I don't spend a lot of time looking for ontologies, unless those ontologies are populated with large amounts of A-Box data.

On some level, a crummy ontology with 20,000,000 instance populated in it is worth a lot more than something well designed with no instance data. If you've got a lot of data you can often do data mining to make the discriminations that matter to you and populate your own classes and properties.

The quality of an ontology is highly dependent on what you're doing with the ontology. If you've got a bad data model, you've got a "broken window" which can keep the accuracy of your system below a useful level no matter what you do at the instance level. You can write papers about a system with an 80% accurate data model for a lifetime, but you'll never get a system that is commercially useful.

Another issue is that the quality of many published ontologies is poor.

Dublin Core is the poster child for this.
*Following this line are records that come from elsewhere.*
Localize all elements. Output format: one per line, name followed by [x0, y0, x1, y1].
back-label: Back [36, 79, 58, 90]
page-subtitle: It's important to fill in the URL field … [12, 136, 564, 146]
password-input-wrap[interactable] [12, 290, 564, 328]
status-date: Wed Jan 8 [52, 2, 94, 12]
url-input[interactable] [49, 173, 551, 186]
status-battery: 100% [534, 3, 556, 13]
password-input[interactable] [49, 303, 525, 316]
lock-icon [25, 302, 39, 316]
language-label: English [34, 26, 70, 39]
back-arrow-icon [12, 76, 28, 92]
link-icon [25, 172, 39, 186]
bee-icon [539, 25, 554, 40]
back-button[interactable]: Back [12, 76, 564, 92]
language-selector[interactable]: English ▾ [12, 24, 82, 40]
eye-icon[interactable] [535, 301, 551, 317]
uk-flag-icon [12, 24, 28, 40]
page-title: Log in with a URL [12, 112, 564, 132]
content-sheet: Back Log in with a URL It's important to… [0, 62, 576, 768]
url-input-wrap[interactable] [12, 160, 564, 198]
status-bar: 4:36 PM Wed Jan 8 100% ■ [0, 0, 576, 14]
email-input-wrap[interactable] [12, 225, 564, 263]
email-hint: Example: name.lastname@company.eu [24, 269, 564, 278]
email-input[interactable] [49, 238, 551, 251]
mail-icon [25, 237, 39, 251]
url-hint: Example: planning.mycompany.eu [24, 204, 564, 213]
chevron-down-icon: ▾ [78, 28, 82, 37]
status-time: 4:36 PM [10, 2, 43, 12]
The people who made Dublin Core sling around MARC records for a living, but rather than giving us a system that's a technological advance, they built a system that's suitable (at best) for an elementary school library that doesn't touch what MARC was able to do in 1969. Unfortunately Dublin Core still has credibility, so the mailing list gets a steady stream of people asking questions who never get any help because Dublin Core has been abandonware for about a decade.

To step back I think it is useful to re-use certain broadly useful properties, such as those defined in FOAF, but overall I'm disappointed with the quality of published RDF ontologies.

To build on what William wrote, if you find something in an existing vocabulary like Dublin Core that roughly meets your needs but is a little too vague, and you decide to define your own properties, it's a good idea to define them as subproperties of the more general, well-known ones to give people and applications some context about the role that your properties play.

If you invest enough effort in a competent vocabulary search and do not find what you are looking for, then the chances of other parties having similar problems, and thus the chances of there being any form of agreement on that vocabulary, and thus the whole point of re-using vocabularies, becomes undermined.

In other words, if a vocabulary is so obscure so as to be that difficult to find, re-using it is not that important.

On the flip side, if you do create a vocabulary, do your best to publicise it.

(...in any case, good search engines for vocabularies are becoming increasingly important.)